Ive had mine for less than a year, and have used them for around 1000 miles or so, on all types of terrain in The White and Green Mountains... sorry, ne deserts or high Sierra! There are three things that make them so cool, in my experience: first, the grip, which puts your wrist and consequently your whole arm (shoulder... Spine... Etc.) in a comfortable, natural position. Then there's the pace; you adjust them much shorter than old-fashioned poles so you don't rotate so much and can keep your shoulders down and back for less fatigue.
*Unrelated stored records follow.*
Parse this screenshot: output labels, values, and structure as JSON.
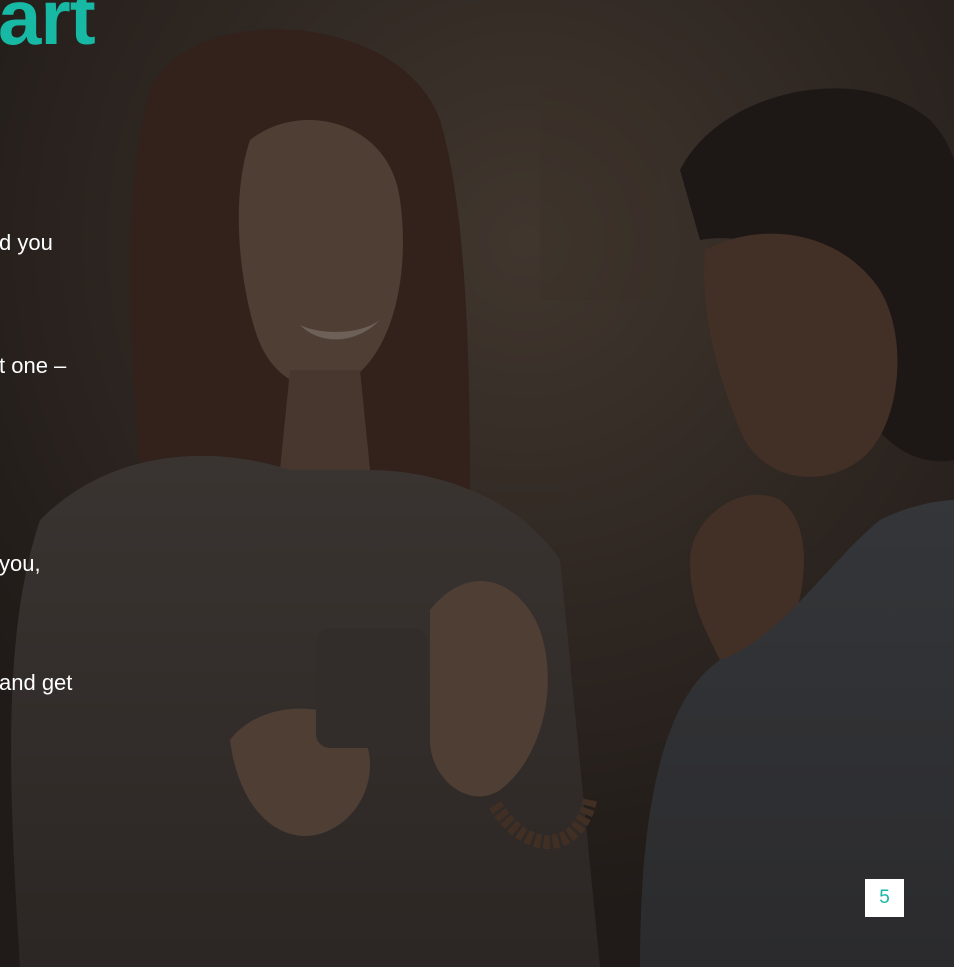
{
  "slide": {
    "title_fragment": "art",
    "text_fragments": [
      "d you",
      "t one –",
      "you,",
      " and get"
    ],
    "page_number": "5"
  },
  "colors": {
    "accent": "#17b8a4",
    "overlay": "#1f1a17",
    "text": "#ffffff"
  },
  "image": {
    "subject": "two women looking at a smartphone",
    "icon": "photo-background"
  }
}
Finally, there's a whole different paradigm, they way you "interact" with them and push rather than "pull" (i.e., as you swing your arms while you walk, you never have to extend your elbow in front of your trunk and the pole tip is always behind or adjacent to your feet, never out in front of you) that they can explain much better on their web site than I ever could. Check it out!

They are a little heavier (and hardier!) than a lot of other poles, but for the weight you get security and durability, and you hardly notice the extra weight because it's all in the handles, not down near the end where you have to swing it as you walk.

Oh yeah, you,can also e-mail with questions and get an actual, polite, incredibly thorough response from one of the owners, who really, really believe in their product.

Have fun!

Edited by scubahhh on 08/21/2014 16:36:50 MDT.

Mike Henrick
(Hikerbox) - F - M

Locale: Boston
Straps on 08/21/2014 11:44:57 MDT Print View

Just to chime in I really recommend not using the straps on your poles. This year I've had 3 friends either dislocate their shoulder or otherwise injure their arms from falls where the pole stays planted.